Mary Margaret’s older brother, Charlie, hadn’t come back from the war alive, and every once in a while she’d have a funny story about him that she’d tell me seemingly out of nowhere.
Grief, she told me once when she was talking about Charlie, was forever. An endless, winding river.
But I never really understood what she meant until now.
* * *
LATER THAT NIGHT I tried to suppress a nervous giggle as we ran out behind the dormitory toward the course. We waited an hour after lights-out, hoping Mrs. Pearce would already be fast asleep, and we’d tiptoed down the stairs, not daring to make a sound. Once we got outside, the sky was clear, the moon full and bright, illuminating the first tee box up ahead. But the ground was dark, and it was hard to see where we were stepping.
“Are there snakes in South Carolina?” I whispered, suddenly remembering a time as a little girl when Daddy had taken me camping and I’d nearly stepped on a rattler walking back to our tent at night. Rattlers were prone to sneak up on you like that in the summer in Kentucky, Daddy told me.

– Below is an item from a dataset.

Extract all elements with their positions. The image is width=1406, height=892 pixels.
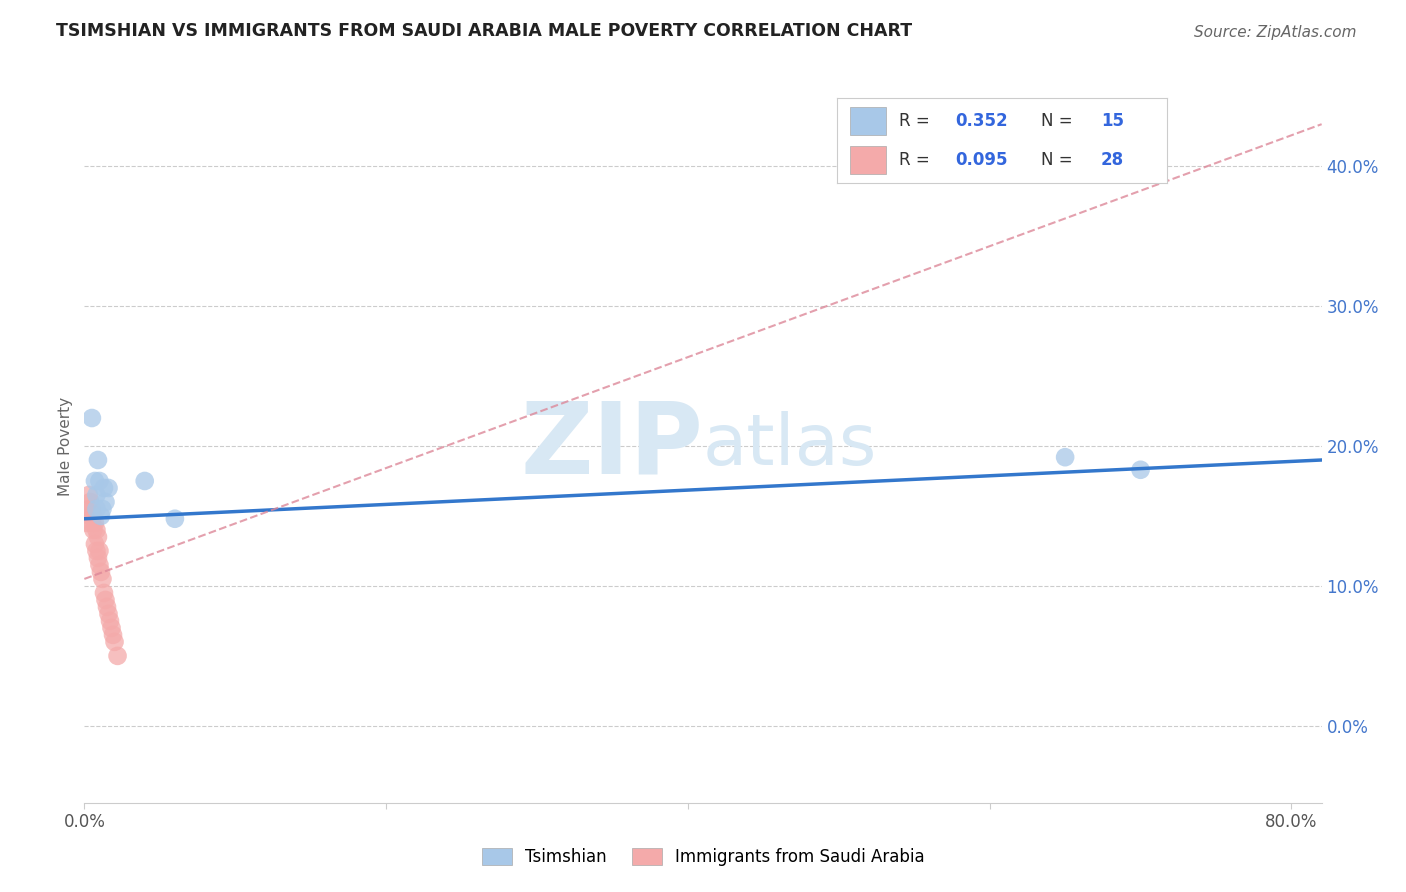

“Sure,” Mary Margaret said. “I suppose there are… rattlers and cottonmouths and…” She gently swiped my ankle with the toe of her shoe, and I nearly jumped ten feet in the air and had to stifle a scream. She covered her mouth to keep her giggles from erupting too loudly.
“You… you… harlot,” I whisper-yelled at her.
“That’s not very nice. You hurt my feelings.” But she laughed, not at all serious. “And, besides, you’re with me every second of every day. You know I am most certainly not a harlot.”
We’d reached the course by then, far enough away from the dormitory for anyone to see or hear us, and we stood at the first tee box and both erupted into a wild fit of giggles. I was laughing so hard I could barely breathe, and then almost inexplicably my laugher turned into big gulping sobs.